Fifteen Trinamool MLAs who joined the BJP in the presence of Union home minister Amit Shah in the run-up to the assembly elections could not change its fortunes as the Trinamool swept districts such as Paschim Bardhaman, Hooghly, Howrah and Diamond Harbour, which witnessed several defections.
According to preliminary analysis, voters from poor backgrounds, particularly women backed the Trinamool as it succeeded in meeting their needs and made the campaign all about defeating the ‘outsider’. Trinamool’s election slogan asked voters to protect ‘daughter of Bengal’ from the invading forces. It was amplified by the party’s song, ‘khela hobey’ that became a crucial part of its canvassing. Led by Banerjee who campaigned throughout in her wheelchair saw Trinamool retain strongholds in South Bengal, making dents in SC/ST voters in Junglemahal and North and South 24 Parganas which voted overwhelmingly for it.
The party fielded MPs Babul Supriyo, Locket Chatterjee, Nisith Pramanik, Jagannath Sarkar and Swapan Dasgupta but only Pramanik and Sarkar could win. High profile candidates such as Rajib Banerjee, Bishali Dalmiya, Jitender Tiwari, Rathin Chakraborty, Prabir Ghoshal and others were defeated too. Actors such as Yashraj Dasgupta, Payel Sarkar, Srabnanti Chatterjee and Rudraneil Ghosh also failed to make a mark.
Districts such as Malda, Murshidabad, Purba Bardhaman, Kolkata and Birbhum which went to polls after Covid-19 cases started surging also largely went the Trinamool way. While the Muslim vote is believed to have stood solidly behind Trinamool, even Hindi speakers in and around Kolkata and districts such as Paschim Bardhaman did not vote for BJP. Disagreements and lack of coordination between old and new BJP workers, increasing and unfiltered defections from Trinamool and interference from too many leaders from other states also led to BJP’s campaign losing track. “A simple worker like Suman Kanjilal could win in Alipurduar despite late announcement, but MPs failed to win, so did celebrities. The focus should have been on promoting our workers, not defectors,” said a party leader.
BJP national general secretary Kailash Vijayvargiya said his party would introspect. It was possible that because of Covid-19, many BJP core voters, particularly from the middle class, did not vote he said. Losses for BJP were particularly sharper in districts that went to vote after the fifth phase, he said.

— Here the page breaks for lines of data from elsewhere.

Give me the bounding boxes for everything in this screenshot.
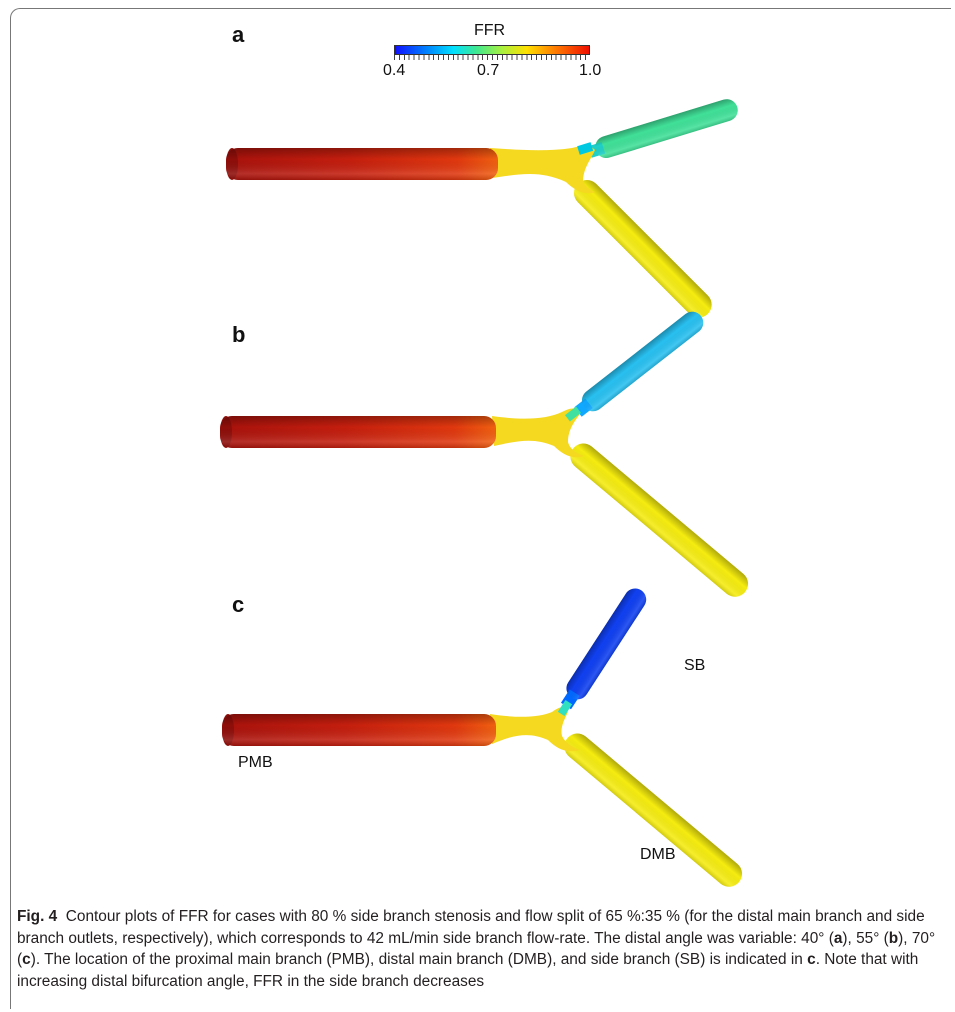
vessel-contour-plots bbox=[220, 99, 749, 887]
label-proximal-main-branch: PMB bbox=[238, 754, 273, 771]
distal-main-branch-a bbox=[573, 179, 712, 318]
colorbar-title: FFR bbox=[474, 22, 506, 39]
bifurcation-a bbox=[490, 146, 595, 194]
caption-ref-c2: c bbox=[807, 951, 816, 968]
figure-caption: Fig. 4 Contour plots of FFR for cases wi… bbox=[17, 906, 947, 992]
caption-text-5: . Note that with increasing distal bifur… bbox=[17, 951, 919, 990]
vessel-panel-b bbox=[220, 311, 749, 597]
side-branch-c bbox=[560, 588, 647, 710]
caption-ref-b: b bbox=[888, 929, 899, 947]
caption-text-1: Contour plots of FFR for cases with 80 %… bbox=[17, 908, 925, 947]
vessel-panel-a bbox=[226, 99, 738, 318]
caption-text-3: ), 70° ( bbox=[17, 929, 936, 969]
vessel-panel-c bbox=[222, 588, 743, 887]
bifurcation-b bbox=[492, 408, 584, 458]
caption-text-2: ), 55° ( bbox=[842, 929, 889, 947]
proximal-main-branch-b bbox=[220, 416, 496, 448]
caption-ref-a: a bbox=[833, 929, 843, 947]
colorbar-tick-max: 1.0 bbox=[579, 62, 602, 79]
figure-label: Fig. 4 bbox=[17, 908, 58, 925]
colorbar-tick-min: 0.4 bbox=[383, 62, 406, 79]
panel-letter-b: b bbox=[232, 322, 246, 347]
bifurcation-c bbox=[490, 707, 580, 752]
colorbar-gradient bbox=[394, 45, 590, 55]
proximal-main-branch-c bbox=[222, 714, 496, 746]
distal-main-branch-b bbox=[570, 443, 749, 597]
figure-frame bbox=[10, 8, 951, 1009]
label-side-branch: SB bbox=[684, 657, 706, 674]
caption-ref-c: c bbox=[22, 951, 31, 968]
panel-letter-c: c bbox=[232, 592, 245, 617]
panel-letter-a: a bbox=[232, 22, 245, 47]
colorbar-tick-mid: 0.7 bbox=[477, 62, 500, 79]
distal-main-branch-c bbox=[564, 733, 743, 887]
colorbar-minor-ticks bbox=[394, 55, 590, 60]
side-branch-a bbox=[588, 99, 738, 159]
caption-text-4: ). The location of the proximal main bra… bbox=[30, 951, 808, 968]
proximal-main-branch-a bbox=[226, 148, 498, 180]
label-distal-main-branch: DMB bbox=[640, 846, 676, 863]
side-branch-b bbox=[574, 311, 704, 417]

The BJP’s aggressive bid for Bengal began in 2017 when Shah conducted monthly meetings and appointed key people to manage the party’s affairs in the state. The BJP set itself a target of winning 200-plus seats, after winning 3 last time. While Shah was the chief strategist, Prime Minister Narendra Modi addressed over a dozen rallies and over nine ministers canvassed.
Political analyst Kapil Chowdhury said BJP lacked a strong local face to match Banerjee. “The BJP could not channelise sentiment of anger. Issues such as fuel price hike were important, but BJP did not address the issue. Moreover, the culture of moving around in huge cars and staying in lavish hotels is alien to people of Bengal. Trinamool also made many changes to its local leadership that people accepted.” People of Bengal were sceptical of anything that threatened their cultural supremacy. BJP’s efforts to appropriate the state’s icons might have rubbed some people the wrong way, he said.
Banerjee’s ‘Duare Sarkar’ implemented in December to provide government services and social welfare schemes benefitted many across the rural and urban belts, offering security of Swasthya Sathi health card, Kanyashree and other schemes. It was like a last-minute healing balm to address grievances of the people. People largely benefitted from it and Banerjee promised ration at the doorstep if voted to power. A wheelchair-bound Banerjee also triggered a sense of sympathy among the rural population.